Last week was Sexual Assault Awareness Week on USD's campus, and the whole month of April is designated as Sexual Assault Awareness Month. Here are a few definitions and statistics you should know:
- “Sexual Assault” is any unwanted physical contact of a sexual nature that occurs either without the consent of each participant or when a participant is unable to give consent freely.
- “Consent” is voluntary, non-ambiguous, positive agreement between the participants to engage in specific sexual activity.
- 1 in 5 women will be sexually assaulted in college
- 4/5 rapists are known to the victim
- 68% of sexual assaults are not reported to police
- 4/5 rapists are known to the victim
*these statistics are provided by RAINN (rape, abuse, and incest national network) which is recognized as the nation’s largest anti-sexual assault organization
As a part of SAAW (Sexual Assault Awareness Week), students and others on campus were invited to participate in an event called “Take Back the Night.” During this event, we marched around campus and ultimately ended the night at the IPJ for a candlelit vigil for survivors of sexual assault. At the vigil, two students opened up about their personal experiences as being victims of sexual assault at USD. This service was moving and eye-opening, as men and women from all over campus willingly came together to talk about an issue that is so prevalent on college campuses around the world. I promise that you know at least one person who has been sexually assaulted, you have seen them walking on our campus, you have seen them in the SLP, or they are in your class. You just may not know explicitly who they are.

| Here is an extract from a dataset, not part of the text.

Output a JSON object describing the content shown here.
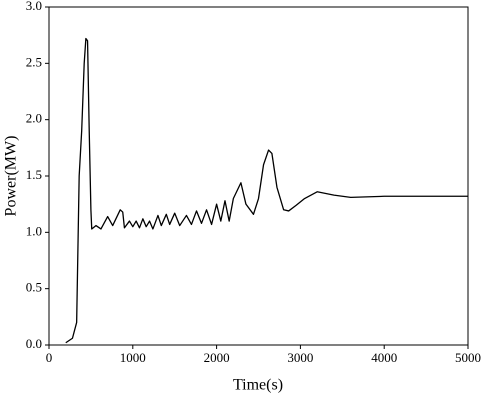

USD is undoubtedly a very safe campus in comparison to many other larger universities, but sexual assault still happens here. According to the USD Department of Public Safety’s 2014 Crime Report, there were 6 rapes that year. That does not seem like a large number at all, right? But around 68% of rapes occur off campus…and I know at our university this holds very true, as we consistently flock to off-campus parties on the weekends. Also, as mentioned before, a majority of rapes aren’t even reported, so how many actually occurred?
This past weekend I attended a solely student facilitated discussion on sexual assault for members of Greek Life, and we were presented with some USD specific statistics about sexual assault obtained from a student organized survey. To my disappointment, after searching the internet and the university website heavily, I was unable to find these statistics published anywhere. This makes me feel that our institution is attempting to cover up sexual assault to maintain the belief that our university is a great and safe one, and it is. But we should not prioritize a pristine image over the safety, well-being, and education of our students. During the sexual assault discussion, I was placed in a group with five women and three men. It was uncanny to see the difference in attitudes between the men and women throughout the discussion. The women appeared calm when reading the statistics, as most of us had likely heard them before and many women acknowledged that this issue is something we seem to just accept as a part of college, but the men appeared unnerved and often a bit shaken up while reading the statistics. Having this discussion was a unique opportunity to establish that sexual assault is not just a problem for women--that both men and women on our campus have the power to act and change these statistics.
It is as easy as speaking up when a friend says an inappropriate joke, or helping someone out at a party when it looks like they are in an uncomfortable situation. Small things can create a big change. Start the conversation and speak up, it's on us.